The 2020 EAST-AFNET 4 trial found a decreased risk of the composite of CV mortality, stroke, HF or ACS hospitalization with a rhythm control strategy vs a rate control strategy in patients with recently diagnosed AF. Approximately 20% of patients in the rhythm-control group underwent ablation in that trial. Potentially the lower rate of atrial AF to less negative remodeling.
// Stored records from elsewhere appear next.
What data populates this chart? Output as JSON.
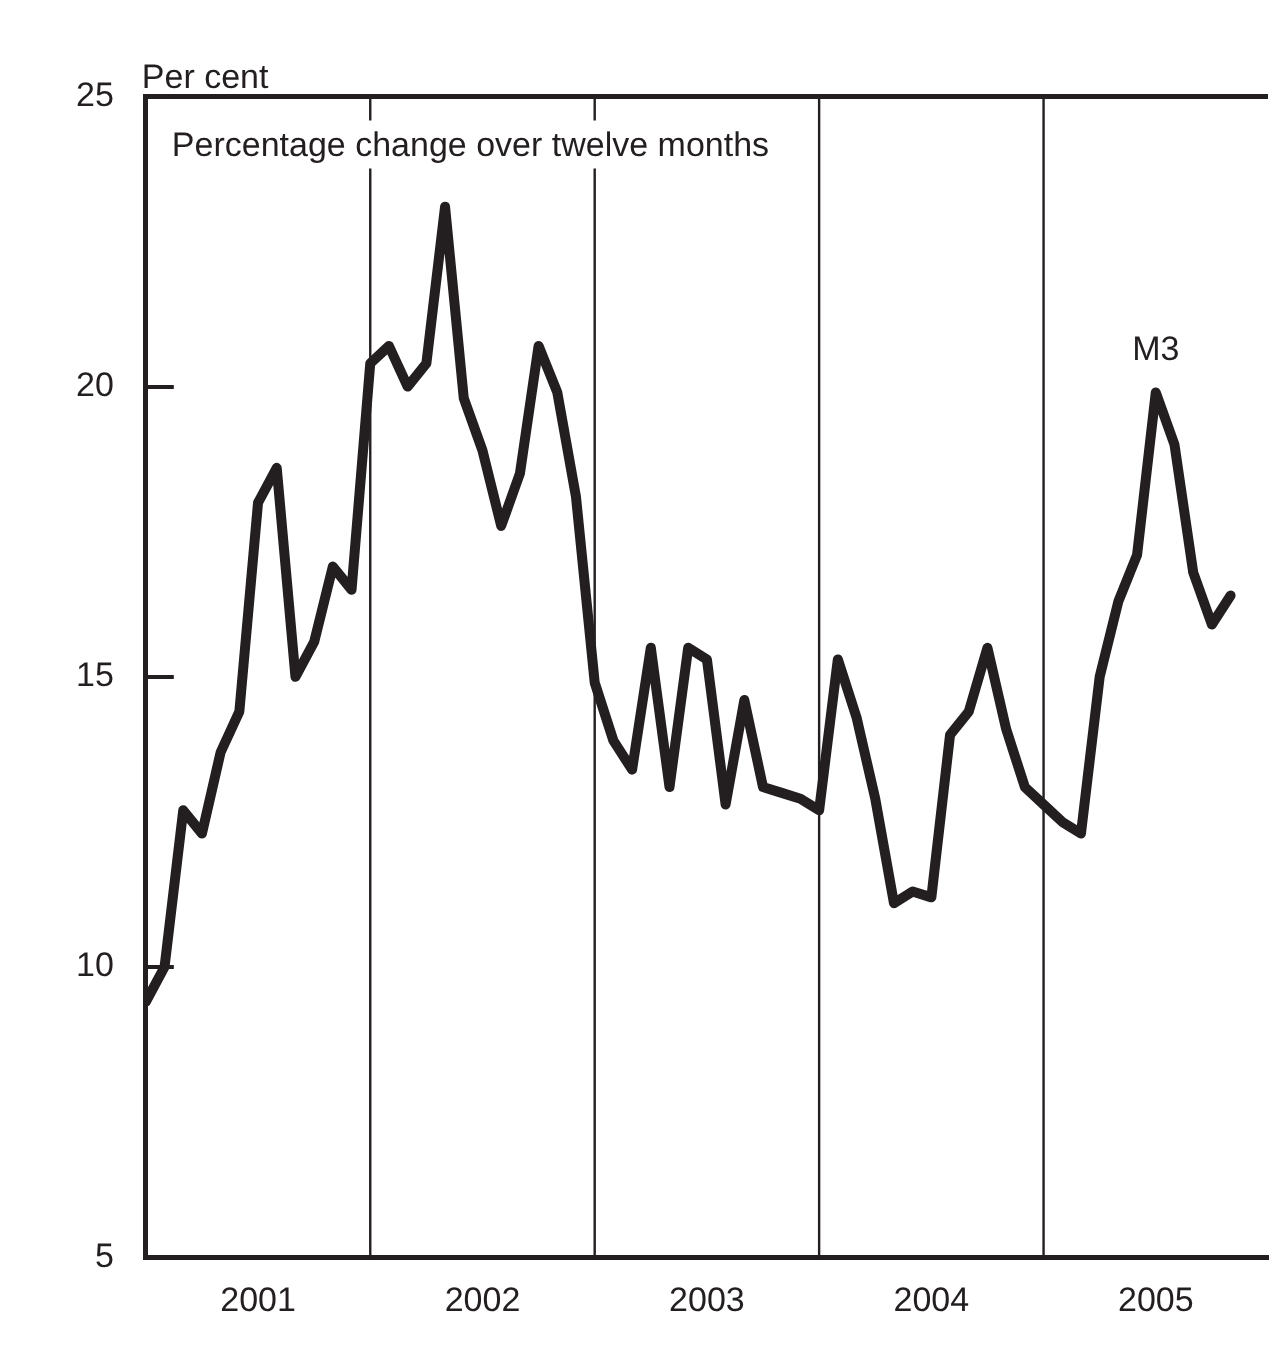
{
  "chart_data": {
    "type": "line",
    "title": "Percentage change over twelve months",
    "ylabel": "Per cent",
    "x": [
      "2001-01",
      "2001-02",
      "2001-03",
      "2001-04",
      "2001-05",
      "2001-06",
      "2001-07",
      "2001-08",
      "2001-09",
      "2001-10",
      "2001-11",
      "2001-12",
      "2002-01",
      "2002-02",
      "2002-03",
      "2002-04",
      "2002-05",
      "2002-06",
      "2002-07",
      "2002-08",
      "2002-09",
      "2002-10",
      "2002-11",
      "2002-12",
      "2003-01",
      "2003-02",
      "2003-03",
      "2003-04",
      "2003-05",
      "2003-06",
      "2003-07",
      "2003-08",
      "2003-09",
      "2003-10",
      "2003-11",
      "2003-12",
      "2004-01",
      "2004-02",
      "2004-03",
      "2004-04",
      "2004-05",
      "2004-06",
      "2004-07",
      "2004-08",
      "2004-09",
      "2004-10",
      "2004-11",
      "2004-12",
      "2005-01",
      "2005-02",
      "2005-03",
      "2005-04",
      "2005-05",
      "2005-06",
      "2005-07",
      "2005-08",
      "2005-09",
      "2005-10",
      "2005-11"
    ],
    "series": [
      {
        "name": "M3",
        "color": "#231f20",
        "values": [
          9.4,
          10.0,
          12.7,
          12.3,
          13.7,
          14.4,
          18.0,
          18.6,
          15.0,
          15.6,
          16.9,
          16.5,
          20.4,
          20.7,
          20.0,
          20.4,
          23.1,
          19.8,
          18.9,
          17.6,
          18.5,
          20.7,
          19.9,
          18.1,
          14.9,
          13.9,
          13.4,
          15.5,
          13.1,
          15.5,
          15.3,
          12.8,
          14.6,
          13.1,
          13.0,
          12.9,
          12.7,
          15.3,
          14.3,
          12.9,
          11.1,
          11.3,
          11.2,
          14.0,
          14.4,
          15.5,
          14.1,
          13.1,
          12.8,
          12.5,
          12.3,
          15.0,
          16.3,
          17.1,
          19.9,
          19.0,
          16.8,
          15.9,
          16.4
        ]
      }
    ],
    "xlim": [
      "2001-01",
      "2006-01"
    ],
    "xticks": [
      {
        "value": "2001-07",
        "label": "2001"
      },
      {
        "value": "2002-07",
        "label": "2002"
      },
      {
        "value": "2003-07",
        "label": "2003"
      },
      {
        "value": "2004-07",
        "label": "2004"
      },
      {
        "value": "2005-07",
        "label": "2005"
      }
    ],
    "ylim": [
      5,
      25
    ],
    "yticks": [
      5,
      10,
      15,
      20,
      25
    ],
    "ref_lines": [
      {
        "axis": "x",
        "value": "2002-01",
        "color": "#231f20"
      },
      {
        "axis": "x",
        "value": "2003-01",
        "color": "#231f20"
      },
      {
        "axis": "x",
        "value": "2004-01",
        "color": "#231f20"
      },
      {
        "axis": "x",
        "value": "2005-01",
        "color": "#231f20"
      }
    ],
    "grid": false,
    "legend": false,
    "marker": "none",
    "line_style": "solid"
  }
}
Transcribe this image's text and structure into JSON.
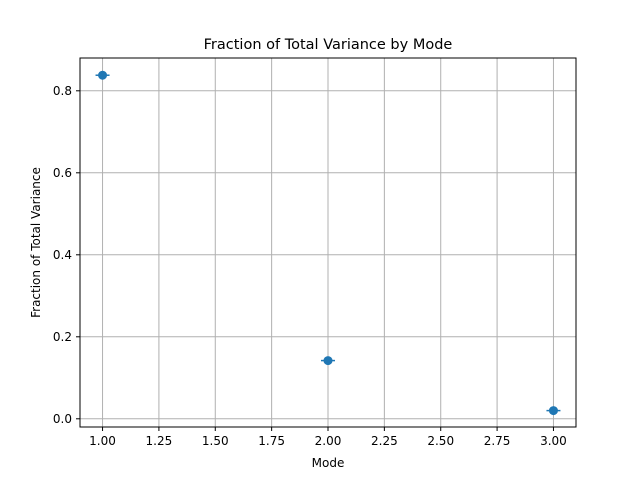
{
  "chart_data": {
    "type": "scatter",
    "title": "Fraction of Total Variance by Mode",
    "xlabel": "Mode",
    "ylabel": "Fraction of Total Variance",
    "xlim": [
      0.9,
      3.1
    ],
    "ylim": [
      -0.02,
      0.88
    ],
    "xticks": [
      1.0,
      1.25,
      1.5,
      1.75,
      2.0,
      2.25,
      2.5,
      2.75,
      3.0
    ],
    "xtick_labels": [
      "1.00",
      "1.25",
      "1.50",
      "1.75",
      "2.00",
      "2.25",
      "2.50",
      "2.75",
      "3.00"
    ],
    "yticks": [
      0.0,
      0.2,
      0.4,
      0.6,
      0.8
    ],
    "ytick_labels": [
      "0.0",
      "0.2",
      "0.4",
      "0.6",
      "0.8"
    ],
    "grid": true,
    "series": [
      {
        "x": [
          1,
          2,
          3
        ],
        "y": [
          0.838,
          0.142,
          0.02
        ],
        "marker": "circle",
        "error_bars": "horizontal",
        "color": "#1f77b4"
      }
    ]
  }
}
Therefore, the lower rate of atrial fibrillation burden found with catheter ablation compared to drug therapy in the EARLY-AF trial may lead to improvement in cardiovascular outcomes over the long-term, but notably this trial was not powered to answer this question.

EARLY-AF was published concurrently with the STOP AF First Trial,[1] which was a similar trial performed in the US with similar findings.

Guidelines

As of October 2021, no guidelines have been published that reflect the results of this trial.

Design

  • Multicenter, open-label, end-point blinded, randomized, open label trial
  • N=303
    • Cryoablation (n=154)
    • Anti-arrhythmics (n=149)
  • Setting: 18 centers in Canada
  • Enrollment: 2017-2018
  • Follow-up: 1 year
  • Analysis: Intention-to-treat
  • Primary outcome: Atrial tachyarrhythmia recurrence

Population

Inclusion Criteria

  • Age ≥18 years
  • Symptomatic AF and at ≥1 episode of AF detected by rhythm monitoring in prior 24 months

Exclusion Criteria

  • Current use of class I or III antiarrhythmic drug
  • Prior LAA or related procedure
  • AF due to reversible causes
  • Current intracardiac thrombus
  • Pulmonary vein stenosis/stent
  • Hemi-diaphragmatic paralysis
  • Anticoagulation or radiocontrast materials contraindication
  • At least moderately-severe mitral valve disease
  • MI or stent in prior 3 months
  • NYHA class ≥III symptoms
  • LVEF <35%
  • Hypertrophic cardiomyopathy
  • CKD stage ≥IV
  • Life expectancy <1 year

Baseline Characteristics

From ablation group

  • Demographics: Age 57.7 years, sex 72.7% male,
  • Mean BMI: 30.9
  • AF details:
    • Median year since diagnosis: 1
    • Symptomatic AF episodes/month: 3
    • CHA2DS2-VASc score: 1.9
  • Medications:
    • Beta-blockers: 55.2%
    • Non-DHP CCB: 7.1%
    • Prior use of class I or class III antiarrhythmic drug: 26.0%
    • Oral anticoagulation: Warfarin 3.2%, NOAC 63.6%

Interventions

  • Randomized to catheter cryoablation with pulmonary-vein isolation vs antiarrhythmic therapy.
  • All received implantable cardiac monitor.
  • The analysis censored atrial tachyarrhythmia recurrence occurring in the first 90 days.
  • Antiarrhythmic titration protocols are listed in detail for flecainide, propafenone, sotalol, amiodarone, and dronedarone beginning on page 3 of the supplemental appendix.[2]

Outcomes

Comparisons are ablation vs antiarrhythmic.

Primary Outcomes

Recurrent atrial tachyarrhythmia (symptomatic or asymptomatic) after 90-day blanking period
42.9% vs 67.8% (HR 0.48; 95% CI 0.35-0.66)

Secondary Outcomes

Not adjusted for multiplicity.

Recurrence of symptomatic atrial tachyarrhythmia
11.0% vs 26.2% (HR 0.39; 95% CI 0.22-0.68)
Median percent time in Atrial Fibrillation
0 (IQR 0-0.08) vs 0.13 (IQR 0-1.60)
AFEQT symptom survey change in baseline at 12 months
26.9 +/- 1.9 vs 22.9 +/- 2.0 (Treatment effect 8.0+/-2.2)

Subgroup Analysis

Treatment effect did not vary significantly when comparing predefined subgroups by ablation experience, left atrial enlargement presence, or duration of AF. Details are shown on page 20 of the supplemental appendix.[2]

Adverse Events

Selected adverse event rates are shown below; see the article for a full listing

Any adverse serious adverse event related to the trial regimen
3.2% vs. 4.0%

Criticisms

  • Open label.
  • The use of a single ablation technology in the trial reduces the generalizability toward other ablation energy sources.
  • Long-term effect of early ablation on AF progression, healthcare utilization, and cost-effectiveness could not be evaluated due to the limited follow-up length of 1 year.
  • The change in atrial fibrillation burden from baseline was not evaluated in the trial.
  • Low use of amiodarone.[3]
  • Limited generalizability to other populations, including those with persistent AF, structural heart disease, or multicomorbidities.[4]

Funding

  • The study was funded by the Cardiac Arrhythmia Network of Canada, Medtronic, Baylis Medical, and the University of British Columbia.